L’accès au traitement et le suivi des personnes sous traitement peuvent s’avérer complexes. Plusieurs enjeux d’accès au traitement de l'hépatite C et de suivi touchent particulièrement les personnes qui utilisent des drogues par injection. Il faut poursuivre les efforts pour favoriser le déploiement d’une offre de services qui tient compte de ces enjeux.

Sources :

  1. Institut national de santé publique du Québec (2015). Portrait des infections transmissibles sexuellement et par le sang (ITSS) au Québec – Année 2013 (et projections 2014). 111 p.

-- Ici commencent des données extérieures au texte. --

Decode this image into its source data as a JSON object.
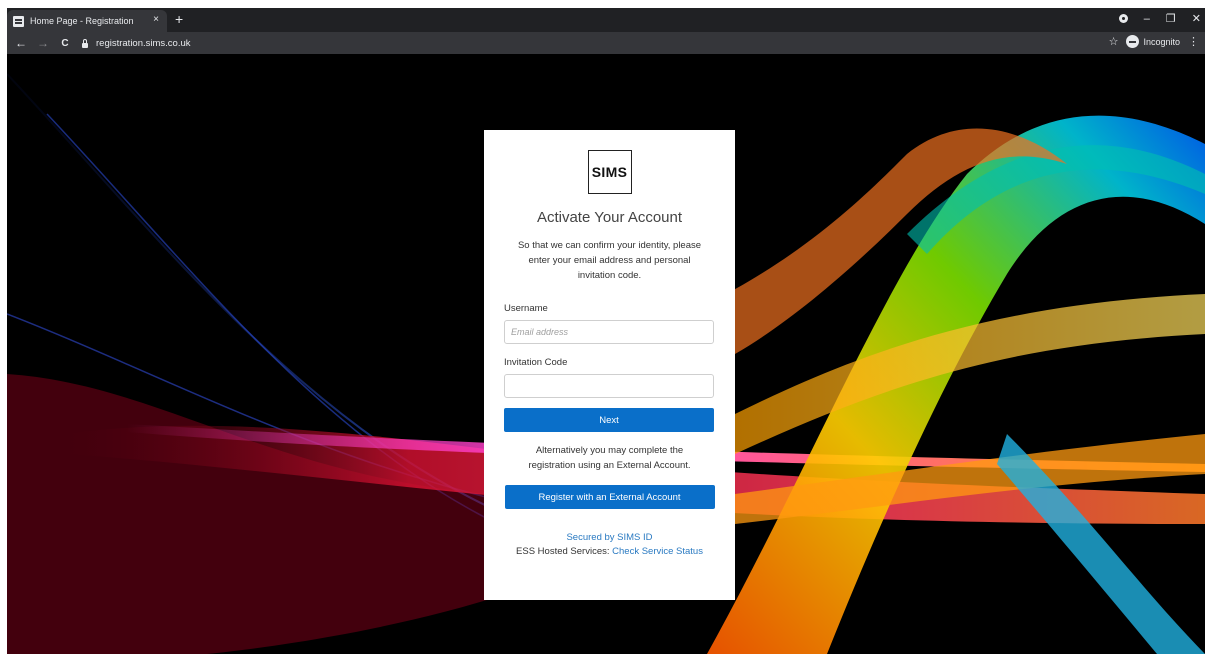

  2. Institut national de santé publique du Québec (2015). Surveillance des maladies infectieuses chez les utilisateurs de drogues par injection – Épidémiologie du VIH de 1995 à 2014 – Épidémiologie du VHC de 2003 à 2014. 143 p.
  3. Institut national de santé publique du Québec (2016). La distribution de matériel d’injection stérile pour prévenir la transmission du VIH et des hépatites B et C au Québec : avril 2013 à mars 2014. 16 p.